Fondamentalement, une crise est, selon moi, « une situation atypique risquant de remettre en cause la pérennité de l’entreprise à plus ou moins longue échéance, et qui nécessite pour son traitement opérationnel la mise en oeuvre de moyens particuliers, humains, matériels et/ou financiers ».
Le traitement de la crise va donc engendrer une modification de l’organisation, du fonctionnement nominal de l’entité. Je pense que ce caractère « atypique » de la situation rencontrée définit au mieux la situation de crise, et la différencie plus facilement d’un problème ou d’une difficulté. En outre, sa gravité potentielle en confirme l’existence. Une crise sans enjeu financier potentiel n’est pas une crise. À chaque entreprise de définir ses propres crises. Il n’existe pas de crise standard a priori, ni de « catalogue de crises potentielles » à travailler. Une crise sera toujours atypique et spécifique : une situation de crise pour Dupont SARL n’en sera peut-être pas une pour la SAS Durand. Tout dépendra du contexte, des enjeux, du niveau de maturité de l’entreprise dans ses mécanismes opérationnels de gestion de risques et de crises.
Est-il possible de repérer les signes avant-coureurs ?
Les mécanismes de gestion des risques contribuent par essence à rendre l’entreprise capable de détecter plus facilement les crises potentielles, et tout au moins d’en accroître la maîtrise de manière préventive. Les signes précurseurs existent toujours, avec, il est vrai, une latence très variable. Mais il y a toujours des signes avant-coureurs, des signes précurseurs à l’émergence de la crise avant qu’elle ne se déclare effectivement.
De la robustesse des mécanismes de détectabilité des risques de l’organisation dépendra la performance à repérer le plus en amont possible les vecteurs annonciateurs d’une crise. Pour détecter une crise, il faut d’abord savoir détecter -donc identifier, comprendre puis maîtriser- les risques. Je préconise toujours d’appuyer toute démarche de gestion de crise par une démarche structurée de gestion des risques au préalable. Indépendamment des outils et des pratiques propres à déployer en contexte de crise, en amont, pendant ou après une crise.
Y a-t-il des entreprises ou des secteurs davantage susceptibles d’être touchés par une crise ?
Il n’existe pas d’entreprise exempte du risque potentiel d’une crise. Toutes sont concernées.
Par contre, il est vrai que certains secteurs, ou plutôt certaines activités seront plus exposées que d’autres par nature.

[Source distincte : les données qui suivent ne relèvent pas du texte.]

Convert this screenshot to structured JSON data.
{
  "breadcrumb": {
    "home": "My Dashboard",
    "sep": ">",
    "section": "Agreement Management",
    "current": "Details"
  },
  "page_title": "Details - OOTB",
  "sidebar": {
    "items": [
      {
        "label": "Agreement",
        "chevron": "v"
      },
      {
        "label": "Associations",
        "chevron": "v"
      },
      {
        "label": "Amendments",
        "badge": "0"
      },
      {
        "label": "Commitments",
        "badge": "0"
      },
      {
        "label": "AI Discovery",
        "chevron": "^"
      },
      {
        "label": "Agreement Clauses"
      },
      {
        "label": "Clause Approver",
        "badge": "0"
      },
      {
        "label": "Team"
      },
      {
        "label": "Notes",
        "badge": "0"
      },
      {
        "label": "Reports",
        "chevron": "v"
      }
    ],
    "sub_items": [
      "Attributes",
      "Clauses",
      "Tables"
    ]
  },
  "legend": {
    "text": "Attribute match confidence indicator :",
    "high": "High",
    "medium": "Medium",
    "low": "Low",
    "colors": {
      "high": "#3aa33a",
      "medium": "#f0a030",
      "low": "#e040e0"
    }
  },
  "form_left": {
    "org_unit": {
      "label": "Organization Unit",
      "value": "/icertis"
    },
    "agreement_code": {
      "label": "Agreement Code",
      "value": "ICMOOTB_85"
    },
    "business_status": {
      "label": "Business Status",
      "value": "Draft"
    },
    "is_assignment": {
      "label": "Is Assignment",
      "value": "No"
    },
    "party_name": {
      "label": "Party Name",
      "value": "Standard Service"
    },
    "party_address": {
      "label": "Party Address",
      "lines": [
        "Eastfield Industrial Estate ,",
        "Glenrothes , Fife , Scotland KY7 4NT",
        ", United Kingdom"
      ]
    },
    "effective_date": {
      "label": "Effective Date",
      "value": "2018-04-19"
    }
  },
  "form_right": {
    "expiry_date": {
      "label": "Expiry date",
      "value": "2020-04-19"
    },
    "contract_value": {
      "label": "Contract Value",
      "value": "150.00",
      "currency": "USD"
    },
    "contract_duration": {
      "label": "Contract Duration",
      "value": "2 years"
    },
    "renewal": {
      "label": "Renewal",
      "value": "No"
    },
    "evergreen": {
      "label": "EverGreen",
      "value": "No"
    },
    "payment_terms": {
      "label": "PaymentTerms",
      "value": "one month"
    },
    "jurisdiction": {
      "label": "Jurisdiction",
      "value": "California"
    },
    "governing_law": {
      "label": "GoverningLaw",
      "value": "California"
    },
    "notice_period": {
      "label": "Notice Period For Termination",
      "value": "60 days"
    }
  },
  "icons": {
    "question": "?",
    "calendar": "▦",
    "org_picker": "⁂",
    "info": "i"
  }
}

La présence, par exemple, de risques opérationnels ou industriels majeurs, de risques d’impact à l’environnement ou à la mise en danger de la vie d’autrui exposent plus les organisations au risque de crise. Même si aucune entreprise, aucun secteur n’est à l’abri, les entreprises dites « industrielles » ou exposées à un contact tiers marqué et/ou sensible -clients, fournisseurs, consommateur, public, etc.- sont plus particulièrement concernées. Mais il n’y a pas de secteur plus touchés que d’autre, à l’exception peut-être des secteurs pétroliers et automobiles !
Mais ce n’est peut-être pas parce qu’ils subissent plus de crises que les autres, c’est tout simplement parce que ces enjeux nous concernent peut-être plus, ou que la couverture médiatique les expose plus nettement au regard du monde. Les derniers cas Toyota ou BP en témoignent, une nouvelle fois.
Une fois que la crise est là, quels peuvent être les dégâts pour l’organisation ?
Ils peuvent être majeurs, voire remettre en cause la pérennité même de l’organisation en cas de mauvaise gestion de la crise. Les derniers exemples rappellent à chacun que le coût d’une crise peut être immense. L’explosion de la plateforme Deepwater Horizon présente un coût estimé pour BP à plus de 8 milliards de dollars à ce jour !
Les risques image, les risques d’intégrité ou d’atteinte à l’environnement peuvent durablement impacter l’entreprise, quelle que soit son histoire, son dimensionnement ou sa solidité financière. L’enjeu social associé à l’existence d’une crise apparaît essentiel. Ainsi, la dimension « communication » est critique en contexte de crise, compte tenu de ses enjeux. Une seule règle : communiquer, communiquer, et encore communiquer.
Pour finir, quels sont vos conseils pour gérer une crise ?
Anticiper ! Plus que jamais, gérer une crise s’apprend et s’organise en amont. Réalisez une cartographie de vos risques, établissez une cellule de crise, inventoriez les situations susceptibles d’engendrer une crise pour votre entreprise, et préparez-vous à les affronter de manière préventive, à l’appui de plans de continuité d’activité, de mécanismes redondants de décisions ou d’action. En situation de crise, l’heure est à l’action et à la décision, pas à l’analyse. Soyez prêts à décider en permanence, en réduisant le risque de dilution de la décision. D’ailleurs, le terme « crise » ne vient-t-il pas d’un mot grec relatif à « l’art de décider, de trancher face à une alternative » ?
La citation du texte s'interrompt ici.